4. A semicolon (rather than a comma) may be needed before a coordinating conjunction to join independent clauses that contain commas.
e.g. I wanted to register for biology, volleyball, and converstional Spanish; but only calculus, golf, and intermediate French were available during late registration.
Always remember that the purpose of any punctuation is clarity. So when commas will not separate ideas or lists sufficiently, use the semicolon.
There are a number of different ways in which you can use a semicolon in writing.
The most common use of the semicolon is to put together two independent clauses in one sentence.

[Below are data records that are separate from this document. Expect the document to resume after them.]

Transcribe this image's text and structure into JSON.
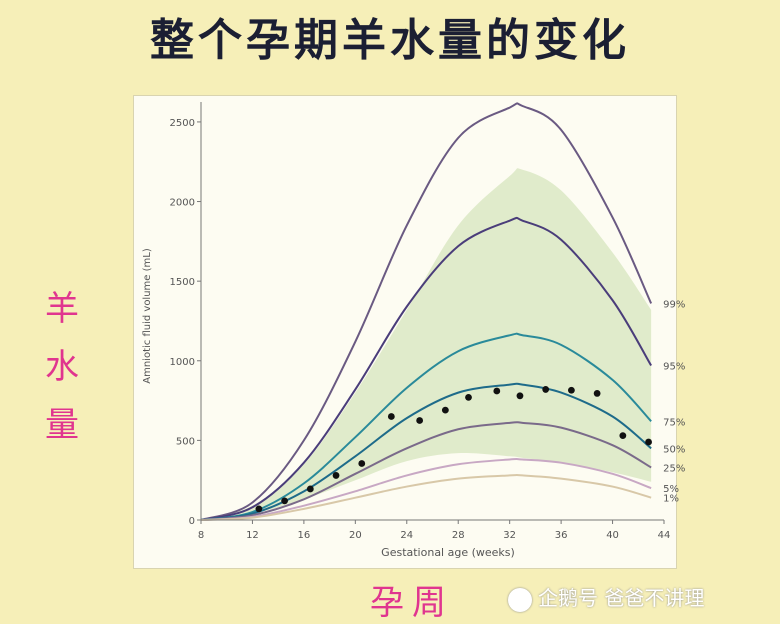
{
  "title": "整个孕期羊水量的变化",
  "side_label": [
    "羊",
    "水",
    "量"
  ],
  "bottom_label": "孕周",
  "watermark": "企鹅号 爸爸不讲理",
  "colors": {
    "background": "#f6efb8",
    "title": "#1b1f33",
    "annotation": "#e0358f",
    "band": "#d6e6bd"
  },
  "chart_data": {
    "type": "line",
    "xlabel": "Gestational age (weeks)",
    "ylabel": "Amniotic fluid volume (mL)",
    "xlim": [
      8,
      44
    ],
    "ylim": [
      0,
      2600
    ],
    "x_ticks": [
      8,
      12,
      16,
      20,
      24,
      28,
      32,
      36,
      40,
      44
    ],
    "y_ticks": [
      0,
      500,
      1000,
      1500,
      2000,
      2500
    ],
    "grid": false,
    "band": {
      "x": [
        8,
        12,
        16,
        20,
        24,
        28,
        32,
        33,
        36,
        40,
        43
      ],
      "upper": [
        0,
        90,
        350,
        800,
        1320,
        1850,
        2160,
        2200,
        2070,
        1680,
        1320
      ],
      "lower": [
        0,
        40,
        130,
        250,
        370,
        420,
        400,
        390,
        360,
        300,
        240
      ]
    },
    "series": [
      {
        "name": "99%",
        "color": "#6a5a82",
        "x": [
          8,
          12,
          16,
          20,
          24,
          28,
          32,
          33,
          36,
          40,
          43
        ],
        "values": [
          0,
          110,
          500,
          1120,
          1850,
          2400,
          2590,
          2600,
          2450,
          1900,
          1360
        ]
      },
      {
        "name": "95%",
        "color": "#4a3d7a",
        "x": [
          8,
          12,
          16,
          20,
          24,
          28,
          32,
          33,
          36,
          40,
          43
        ],
        "values": [
          0,
          80,
          360,
          820,
          1340,
          1720,
          1880,
          1880,
          1760,
          1380,
          970
        ]
      },
      {
        "name": "75%",
        "color": "#2a8a9a",
        "x": [
          8,
          12,
          16,
          20,
          24,
          28,
          32,
          33,
          36,
          40,
          43
        ],
        "values": [
          0,
          50,
          230,
          520,
          830,
          1060,
          1160,
          1160,
          1100,
          880,
          620
        ]
      },
      {
        "name": "50%",
        "color": "#1e6b8a",
        "x": [
          8,
          12,
          16,
          20,
          24,
          28,
          32,
          33,
          36,
          40,
          43
        ],
        "values": [
          0,
          40,
          180,
          400,
          640,
          800,
          850,
          850,
          800,
          650,
          450
        ]
      },
      {
        "name": "25%",
        "color": "#7a6a8a",
        "x": [
          8,
          12,
          16,
          20,
          24,
          28,
          32,
          33,
          36,
          40,
          43
        ],
        "values": [
          0,
          30,
          130,
          290,
          450,
          570,
          610,
          610,
          580,
          470,
          330
        ]
      },
      {
        "name": "5%",
        "color": "#c8a8c4",
        "x": [
          8,
          12,
          16,
          20,
          24,
          28,
          32,
          33,
          36,
          40,
          43
        ],
        "values": [
          0,
          20,
          90,
          180,
          280,
          350,
          380,
          380,
          360,
          290,
          200
        ]
      },
      {
        "name": "1%",
        "color": "#d8c8a8",
        "x": [
          8,
          12,
          16,
          20,
          24,
          28,
          32,
          33,
          36,
          40,
          43
        ],
        "values": [
          0,
          15,
          70,
          140,
          210,
          260,
          280,
          280,
          260,
          210,
          140
        ]
      }
    ],
    "points": {
      "x": [
        12.5,
        14.5,
        16.5,
        18.5,
        20.5,
        22.8,
        25,
        27,
        28.8,
        31,
        32.8,
        34.8,
        36.8,
        38.8,
        40.8,
        42.8
      ],
      "y": [
        70,
        120,
        195,
        280,
        355,
        650,
        625,
        690,
        770,
        810,
        780,
        820,
        815,
        795,
        530,
        490
      ]
    }
  }
}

That is, you can use a semicolon instead of a conjunction to join two separate sentences. You could say for example, "She asked him a question; he answered it." There, you use a semicolon instead of saying "She asked him a question and he answered it."
Other than that, you typically use semicolons in various ways when you are making lists. Please follow the link for more details.
A semicolon is used to connect two similar thoughts into one sentence.